Since 1999 he’s been an independent journalist writing and broadcasting – mainly about Africa – for Talk Radio 702 and 567 Cape
Talk, Radio France International, PressTV, Radio Live New Zealand, Business Day, Mail & Guardian, the BBC, Agence France Press,
Business in Africa, Leadership, India Today, the South African Institute for International Affairs and the Institute for Security Studies.

He has hosted current affairs talk shows on Talk Radio 702 and 567 Cape Talk. He appears as an African affairs pundit on SABC Africa and CNBC Africa.
He lectured in contemporary studies to journalism students at the Tshwane University of Technology and the University of Pretoria.

He speaks on African affairs to corporate and other audiences.
He has been officially invited as a journalist to more than 30 countries. He was the winner of the 2007 SADC award for radio journalism.

He’s been a member of the EISA team observing elections in Somaliland, Democratic Republic of Congo, Madagascar, Zimbabwe, Egypt and Tunsiai.

In October 2009 he headed a group of 39 African journalists to the 60th anniversary celebrations of the Peoples’ Republic of China.

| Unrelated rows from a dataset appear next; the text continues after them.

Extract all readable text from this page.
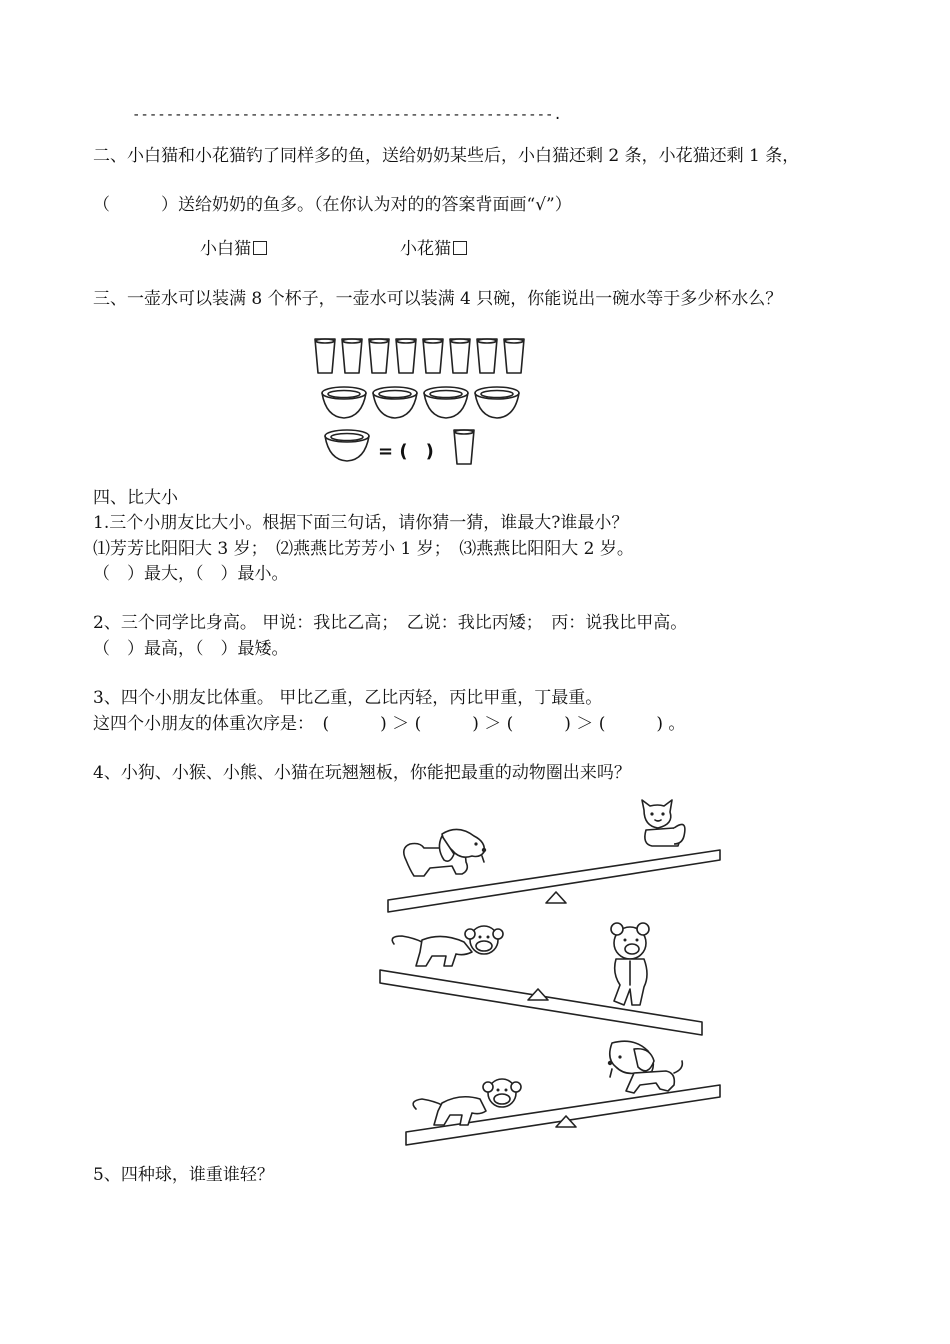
--------------------------------------------------.
二、小白猫和小花猫钓了同样多的鱼，送给奶奶某些后，小白猫还剩 2 条，小花猫还剩 1 条，
（　　　）送给奶奶的鱼多。（在你认为对的的答案背面画“√”）
小白猫	小花猫
三、一壶水可以装满 8 个杯子，一壶水可以装满 4 只碗，你能说出一碗水等于多少杯水么？
= (　)
四、比大小
1.三个小朋友比大小。根据下面三句话，请你猜一猜，谁最大?谁最小？
⑴芳芳比阳阳大 3 岁；　⑵燕燕比芳芳小 1 岁；　⑶燕燕比阳阳大 2 岁。
（　）最大，（　）最小。
2、三个同学比身高。 甲说：我比乙高；　乙说：我比丙矮；　丙：说我比甲高。
（　）最高，（　）最矮。
3、四个小朋友比体重。 甲比乙重，乙比丙轻，丙比甲重，丁最重。
这四个小朋友的体重次序是：　(　　　) ＞ (　　　) ＞ (　　　) ＞ (　　　) 。
4、小狗、小猴、小熊、小猫在玩翘翘板，你能把最重的动物圈出来吗？
5、四种球，谁重谁轻？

In January 2010 he joined a rescue and paramedical team to earthquake struck Haiti.

He is immediate past president of the Alliance Francaise of Pretoria.

Jean-Jacques is a director of Giant Media. The company was given access to Nelson Mandela in his retirement years until 2009.
He is co-producer of the hour-long documentary Mandela at 90 that was broadcast on BBC in January 2009.